Fabio lo sa, ne abbiamo parlato, ma ormai i dolori sono così forti da non avere la lucidità necessaria per dire altro. Ci sono alcune cose che avrebbe voluto spiegare e precisare. Intanto è stato trasferito all’Hospice della clinica barese Santa Rita. Gli ultimi giorni di vita di Fabio lasciano due spunti di riflessione fondamentali.
Non fosse stato lui, probabilmente si sarebbe potuto fare qualcosa in più, senza essere costretti a chiamare questo o quello per segnalare la faccenda, in una sanità in cui gli interessi di pochi stanno prendendo il sopravvento su tutto il resto.

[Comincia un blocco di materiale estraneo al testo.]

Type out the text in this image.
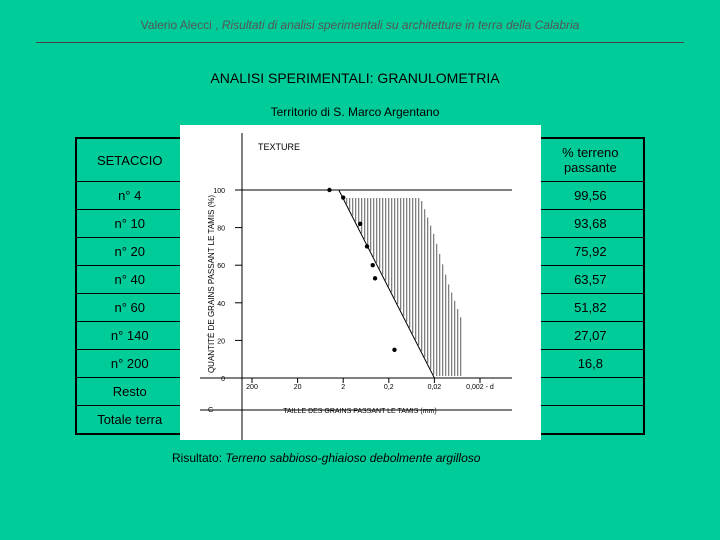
Valerio Alecci , Risultati di analisi sperimentali su architetture in terra della Calabria
ANALISI SPERIMENTALI: GRANULOMETRIA
Territorio di S. Marco Argentano
SETACCIO		% terreno passante
n° 4		99,56
n° 10		93,68
n° 20		75,92
n° 40		63,57
n° 60		51,82
n° 140		27,07
n° 200		16,8
Resto		
Totale terra		
TEXTURE
0
20
40
60
80
100
QUANTITÉ DE GRAINS PASSANT LE TAMIS (%)
200	20	2	0,2	0,02	0,002 - d
G	TAILLE DES GRAINS PASSANT LE TAMIS (mm)
Risultato: Terreno sabbioso-ghiaioso debolmente argilloso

La sanità pubblica diventa sempre più incapace di curare chi non ha soldi, amicizie e in ogni caso altre possibilità.
L’altra riflessione forte è la circostanza del dover essere fortunati nel capitare nelle mani di un sanitario anziché un altro. Da un lato l’infermiere innervosito dalla mole di lavoro, che alza la voce perché non riesce a fare subito un esame diagnostico, manco fosse colpa del paziente, ormai privo di forze e incapace di collaborare anche solo alzando un braccio; dall’altro Silvia, collega con gli occhi ancora carichi di passione e voglia di mettersi al servizio, nonostante la maleducazione di qualcuno.
Avrebbe potuto disinteressarsi di Fabio, ma vale per chiunque, invece lo ha visto cianotico, ha capito che avrebbe potuto avere un infarto e lo ha sottoposto immediatamente all’emogas. Risultato? Come ha fatto a sopravvivere senza ossigeno finora? E come non è morto nel trasporto autonomo in ospedale? Insomma, con una carezza e persino una battuta, ha strappato a Fabio gli ultimi sorrisi in mezzo a tanto dolore. Grazie Silvia, perché ci hai mostrato il volto – grazie a Dio non se l’unica – di ciò che resta di buono della sanità pubblica. E per quei tuoi modi gentili non abbiamo dovuto pagare 200 euro (150 euro senza fattura).